Temos um presidente que também sabe chorar e entende que a miséria não se planta, mas que não nasce por conta.

Um presidente que olha nos olhos com quem fala para abrir as portas da consciência e ser aceito. Um presidente que sabe o que é o respeito e também a dura enganação. O que significa um “não”, a traição e a infidelidade. Que gastou toda a mocidade em busca da justiça social e por isso sofreu no tribunal, para voltar a ter a sua liberdade.

Temos um presidente que joga futebol, a diversão de milhões de brasileiros, que gosta da sanfona e do pandeiro, instrumentos comuns no interior, que fala até verter suor para convencer os que ainda vacilam, que entende aqueles que suspiram e o que é querer e não poder ser um trabalhador.

Um presidente que conhece o país, que viu as longas cercas prendendo a terra, que a fome mata mais que a guerra e que a paz sem trabalho não existe.

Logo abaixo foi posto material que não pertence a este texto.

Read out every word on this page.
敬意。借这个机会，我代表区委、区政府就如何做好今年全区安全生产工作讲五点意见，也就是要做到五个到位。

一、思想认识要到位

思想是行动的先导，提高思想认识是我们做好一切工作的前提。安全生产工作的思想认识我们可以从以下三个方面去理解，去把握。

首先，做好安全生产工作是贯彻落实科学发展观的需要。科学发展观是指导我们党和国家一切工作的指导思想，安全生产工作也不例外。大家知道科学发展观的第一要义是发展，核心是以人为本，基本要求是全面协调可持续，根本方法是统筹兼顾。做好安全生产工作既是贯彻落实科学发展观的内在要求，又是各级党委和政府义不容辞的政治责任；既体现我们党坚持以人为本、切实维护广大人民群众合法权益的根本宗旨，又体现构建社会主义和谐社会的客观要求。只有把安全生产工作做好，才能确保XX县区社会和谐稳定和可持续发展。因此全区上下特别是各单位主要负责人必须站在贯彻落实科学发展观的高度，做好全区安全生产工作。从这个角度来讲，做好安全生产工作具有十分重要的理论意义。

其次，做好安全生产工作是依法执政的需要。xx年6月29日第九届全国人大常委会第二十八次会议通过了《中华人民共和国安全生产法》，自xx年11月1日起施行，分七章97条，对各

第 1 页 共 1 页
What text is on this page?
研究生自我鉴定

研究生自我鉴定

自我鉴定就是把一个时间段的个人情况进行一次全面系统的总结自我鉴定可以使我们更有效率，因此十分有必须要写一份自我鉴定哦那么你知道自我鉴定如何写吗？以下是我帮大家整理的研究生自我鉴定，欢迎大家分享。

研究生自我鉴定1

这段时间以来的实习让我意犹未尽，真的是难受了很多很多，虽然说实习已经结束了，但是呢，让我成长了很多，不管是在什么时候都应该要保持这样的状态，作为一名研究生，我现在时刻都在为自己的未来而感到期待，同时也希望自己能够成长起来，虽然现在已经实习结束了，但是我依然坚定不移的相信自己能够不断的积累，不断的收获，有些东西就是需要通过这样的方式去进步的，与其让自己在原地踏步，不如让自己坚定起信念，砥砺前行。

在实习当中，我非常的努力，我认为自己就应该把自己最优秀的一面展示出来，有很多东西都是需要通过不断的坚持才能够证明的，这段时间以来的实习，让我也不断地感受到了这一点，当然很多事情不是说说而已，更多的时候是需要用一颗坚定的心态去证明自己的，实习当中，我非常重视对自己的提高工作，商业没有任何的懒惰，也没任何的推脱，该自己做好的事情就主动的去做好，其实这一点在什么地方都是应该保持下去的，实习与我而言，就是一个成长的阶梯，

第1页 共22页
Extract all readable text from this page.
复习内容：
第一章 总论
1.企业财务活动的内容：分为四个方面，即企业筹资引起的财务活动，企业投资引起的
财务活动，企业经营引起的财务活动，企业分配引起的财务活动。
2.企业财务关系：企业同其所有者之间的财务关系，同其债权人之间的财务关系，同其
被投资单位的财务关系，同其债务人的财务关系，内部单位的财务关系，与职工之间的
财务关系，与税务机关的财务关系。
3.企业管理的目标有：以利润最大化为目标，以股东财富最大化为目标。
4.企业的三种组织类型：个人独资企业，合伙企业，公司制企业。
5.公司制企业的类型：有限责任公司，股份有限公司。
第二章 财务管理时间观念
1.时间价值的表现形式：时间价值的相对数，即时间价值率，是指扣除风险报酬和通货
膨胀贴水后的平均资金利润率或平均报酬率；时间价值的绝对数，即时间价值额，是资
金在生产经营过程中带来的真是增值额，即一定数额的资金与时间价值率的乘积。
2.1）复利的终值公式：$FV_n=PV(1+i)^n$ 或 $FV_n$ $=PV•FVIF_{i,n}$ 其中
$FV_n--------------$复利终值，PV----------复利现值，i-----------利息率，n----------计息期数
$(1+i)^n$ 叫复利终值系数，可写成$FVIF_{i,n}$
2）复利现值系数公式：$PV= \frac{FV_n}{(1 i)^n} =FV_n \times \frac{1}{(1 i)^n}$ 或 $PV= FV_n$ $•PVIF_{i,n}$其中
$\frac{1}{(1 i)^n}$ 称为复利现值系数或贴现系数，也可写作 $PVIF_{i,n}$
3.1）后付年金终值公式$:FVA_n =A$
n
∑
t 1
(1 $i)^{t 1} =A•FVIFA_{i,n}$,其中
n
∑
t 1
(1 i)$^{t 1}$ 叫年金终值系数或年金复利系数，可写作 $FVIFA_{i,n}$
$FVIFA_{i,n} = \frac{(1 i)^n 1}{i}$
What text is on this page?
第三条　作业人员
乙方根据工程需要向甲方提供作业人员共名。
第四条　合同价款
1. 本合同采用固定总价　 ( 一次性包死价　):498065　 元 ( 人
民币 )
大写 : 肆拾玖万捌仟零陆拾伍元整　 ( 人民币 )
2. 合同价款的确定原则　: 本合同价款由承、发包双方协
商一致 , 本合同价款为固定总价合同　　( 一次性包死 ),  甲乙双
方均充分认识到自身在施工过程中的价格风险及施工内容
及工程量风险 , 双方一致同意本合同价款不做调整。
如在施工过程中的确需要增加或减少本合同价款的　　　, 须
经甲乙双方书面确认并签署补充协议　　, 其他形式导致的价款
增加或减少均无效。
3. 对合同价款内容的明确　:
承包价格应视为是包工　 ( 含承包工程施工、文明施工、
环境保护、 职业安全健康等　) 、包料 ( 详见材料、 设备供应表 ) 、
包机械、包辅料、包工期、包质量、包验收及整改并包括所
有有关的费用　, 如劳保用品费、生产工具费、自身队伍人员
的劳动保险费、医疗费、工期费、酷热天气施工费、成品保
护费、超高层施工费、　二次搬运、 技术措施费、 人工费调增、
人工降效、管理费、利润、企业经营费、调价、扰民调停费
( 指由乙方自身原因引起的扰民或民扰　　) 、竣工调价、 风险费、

Que é amigo do povo que persiste e enfrenta todo tipo de opressão, que tem o respeito da nação e o apoio de quem luta e resiste.

Temos um presidente que alargou um tanto as alianças, mas que goza dos pobres a confiança. Que saberá separar o joio do trigo para continuar sendo este grande amigo.

Um presidente que ainda não assumiu, por isto a ninguém nunca traiu. E se um dia tiver que fazê-lo, saberá pelos seus brancos cabelos, o lado que deverá seguir. Porque, veja Presidente, os ricos têm recursos, tudo podem fazer; nós só temos você, não deixe nossos lábios pararem de sorrir.